温泉旅行殺人事件_安堵の香り2

かくして…たすきがけをして備え付けの羽織を羽織った浴衣姿のアーサーと一緒に風呂場へ。

自分はもちろん腰にタオルを巻いた状態でさっさと頭と体を洗い、身を清めるだけ清めるとさっさとあがる。

そしてバスタオルで体を拭いて下着をつけると、ギルベルトはちょっと迷ったが結局備え付けの浴衣を手に取った。

それを身につけるとアーサーがちょっと目を丸くして、次の瞬間ふわりと笑う。

着慣れない浴衣はなんだかスースーする気がするが、それでも目の前で嬉しそうに微笑むアーサーがいれば何も問題はない。


「やっぱり♪ギルは体格良いから何来ても似合うな。
絶対に和装似合うと思ってた!」
ふわっと抱きついてくるアーサーをギルベルトが抱きとめると、アーサーはちょっと首をかしげた。

「どうした?お姫さん」
不思議に思って聞くギルベルトから体を離すと、アーサーは浴衣の置いてあった備え付けのタンスの下のスペースを覗き込み、香が炊いてあった香炉を手に取って匂いをかいだ。


「香の匂い…だったんだな」
その一言で理解したギルベルトは、浴衣の袖を顔に近づけて匂いをかぐ。

「ああ、そうだな。その匂いが浴衣にも移ってる」

それからアーサーは自分もタンスから着替えの浴衣を出して
「浴衣やっぱり濡れちゃったし、俺も着替えるな」
と宣言するなりいきなり着替え始めたのでギルベルトはあわてて後ろをむいた。


そこで初めてギルベルトは玄関を始めとして、各部屋に置いてある香炉に気付く。
床の間には掛け軸や花が飾ってあるのにも、それまでは全く目がいってなかった。

「これで同じ香りになったな♪お揃いだ♪」
そのギルベルトの周りをふわりとした足取りで一周するアーサー。

その言葉にギルベルトはつくづく…自分は実利的な物しか目に入らない、情緒のない人間なんだと実感する。
少なくとも…香りをまとうという感覚は自分では思いつかない。

疲れた…と、その細い身体を腕の中に閉じ込めて、その柔らかな香の匂いと確かに腕の中に存在する小さく温かい幸せを自覚してくると、一気に疲れが押し寄せて来た。

「…眠い…」
つぶやいたギルベルトにアーサーは

「ベッドで休めよ」
と言うが、ギルベルトはちょっと悩んだ。
一瞬でも目を離すのが怖い…。

「目が覚めた時に…またお姫さんがいなくなってたら今度こそ俺様死ぬ…」
言ってぎゅっとアーサーを抱きしめる右腕に力をいれる。

その言葉にアーサーは
「心配性だよな、ギル…」
と、言いつつ

「じゃ、添い寝してやるっ!」
と、ベッドのある洋室にギルベルトをうながした。


徹夜…は別に珍しい事ではないのだが、本気で色々ありすぎた。
ベッドに倒れ込むように潜り込むギルベルト。

アーサーはその右側に寄り添うように横たわって、疲れきっているギルベルトより先にちゃっちゃと眠りにつく。
昨日からずっと眠りっぱなしだったのに、よくまだ眠れるものだとギルベルトは感心した。

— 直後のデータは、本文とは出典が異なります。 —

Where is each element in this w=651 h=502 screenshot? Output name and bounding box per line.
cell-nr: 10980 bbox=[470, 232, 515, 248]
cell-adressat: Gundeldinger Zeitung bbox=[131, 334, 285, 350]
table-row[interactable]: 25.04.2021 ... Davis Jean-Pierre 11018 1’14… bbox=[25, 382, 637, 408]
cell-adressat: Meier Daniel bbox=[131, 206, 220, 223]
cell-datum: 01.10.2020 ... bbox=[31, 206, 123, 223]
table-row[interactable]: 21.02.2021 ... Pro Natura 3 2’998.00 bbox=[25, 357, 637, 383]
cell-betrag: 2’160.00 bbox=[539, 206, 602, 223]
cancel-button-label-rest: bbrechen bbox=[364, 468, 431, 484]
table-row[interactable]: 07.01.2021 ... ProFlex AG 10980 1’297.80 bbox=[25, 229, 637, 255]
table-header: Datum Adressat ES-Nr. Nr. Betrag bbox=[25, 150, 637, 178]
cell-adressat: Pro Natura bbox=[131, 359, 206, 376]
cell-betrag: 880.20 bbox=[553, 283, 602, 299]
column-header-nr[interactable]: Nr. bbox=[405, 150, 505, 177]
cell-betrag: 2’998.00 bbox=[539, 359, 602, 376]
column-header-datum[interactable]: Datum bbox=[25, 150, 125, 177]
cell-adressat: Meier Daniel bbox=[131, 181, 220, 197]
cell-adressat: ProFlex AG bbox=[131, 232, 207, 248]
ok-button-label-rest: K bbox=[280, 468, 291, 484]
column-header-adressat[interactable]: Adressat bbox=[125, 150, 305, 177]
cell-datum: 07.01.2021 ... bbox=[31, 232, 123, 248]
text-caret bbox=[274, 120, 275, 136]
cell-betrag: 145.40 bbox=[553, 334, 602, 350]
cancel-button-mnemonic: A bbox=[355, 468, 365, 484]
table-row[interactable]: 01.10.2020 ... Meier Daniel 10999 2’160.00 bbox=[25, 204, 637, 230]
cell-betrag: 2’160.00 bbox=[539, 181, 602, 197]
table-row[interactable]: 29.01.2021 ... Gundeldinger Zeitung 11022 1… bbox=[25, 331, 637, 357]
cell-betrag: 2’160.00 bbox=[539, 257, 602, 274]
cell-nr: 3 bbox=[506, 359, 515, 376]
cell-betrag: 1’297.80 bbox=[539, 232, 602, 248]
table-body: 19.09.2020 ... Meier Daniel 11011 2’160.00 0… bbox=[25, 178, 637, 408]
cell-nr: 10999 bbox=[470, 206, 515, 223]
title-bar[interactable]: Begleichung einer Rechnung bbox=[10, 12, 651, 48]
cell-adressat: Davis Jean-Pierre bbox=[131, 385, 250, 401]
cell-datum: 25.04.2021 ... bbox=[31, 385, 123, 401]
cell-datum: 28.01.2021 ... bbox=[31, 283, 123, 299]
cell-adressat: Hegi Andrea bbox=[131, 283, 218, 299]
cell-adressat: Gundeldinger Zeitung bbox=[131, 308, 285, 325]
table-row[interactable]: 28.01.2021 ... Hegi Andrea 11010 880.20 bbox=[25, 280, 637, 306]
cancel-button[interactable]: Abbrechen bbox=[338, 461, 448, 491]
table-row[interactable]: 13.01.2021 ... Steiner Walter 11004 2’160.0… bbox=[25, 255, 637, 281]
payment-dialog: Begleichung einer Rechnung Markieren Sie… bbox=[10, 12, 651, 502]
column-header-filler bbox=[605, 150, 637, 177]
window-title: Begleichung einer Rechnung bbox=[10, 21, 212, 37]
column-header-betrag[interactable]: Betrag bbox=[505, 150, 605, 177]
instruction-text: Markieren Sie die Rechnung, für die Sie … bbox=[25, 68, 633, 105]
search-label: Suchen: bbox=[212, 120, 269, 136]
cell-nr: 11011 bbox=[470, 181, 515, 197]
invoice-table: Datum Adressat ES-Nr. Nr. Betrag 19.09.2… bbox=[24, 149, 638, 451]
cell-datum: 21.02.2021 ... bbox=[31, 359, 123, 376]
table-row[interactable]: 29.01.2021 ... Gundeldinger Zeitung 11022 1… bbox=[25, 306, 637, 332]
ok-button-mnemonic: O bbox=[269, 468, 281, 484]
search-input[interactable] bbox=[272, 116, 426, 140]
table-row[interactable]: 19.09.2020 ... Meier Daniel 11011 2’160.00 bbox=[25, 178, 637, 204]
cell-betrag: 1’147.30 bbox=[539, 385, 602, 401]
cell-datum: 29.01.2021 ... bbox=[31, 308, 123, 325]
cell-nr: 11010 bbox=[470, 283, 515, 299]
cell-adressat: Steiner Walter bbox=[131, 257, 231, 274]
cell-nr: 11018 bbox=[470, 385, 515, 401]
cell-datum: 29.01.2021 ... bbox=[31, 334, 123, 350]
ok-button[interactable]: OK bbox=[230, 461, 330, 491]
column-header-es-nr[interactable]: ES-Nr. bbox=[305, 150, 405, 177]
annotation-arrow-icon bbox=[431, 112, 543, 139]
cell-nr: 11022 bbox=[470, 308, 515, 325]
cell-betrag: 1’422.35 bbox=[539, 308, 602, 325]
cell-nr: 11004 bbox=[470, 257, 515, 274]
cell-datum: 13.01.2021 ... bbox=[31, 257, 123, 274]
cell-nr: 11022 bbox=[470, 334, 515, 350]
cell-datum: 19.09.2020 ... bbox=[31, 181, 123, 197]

ベッドに入るまでは隣で寝られたりしたら色々気になって眠れないのではと心配だったが、おかしな気分になる気力もないほど、疲れきっているらしい。

アーサーが寝るのを確認した次の瞬間には自分ももう目を開けていられない。
抱き枕のようにアーサーを抱え込むと、ギルベルトはそのまま深い眠りへと落ちて行った。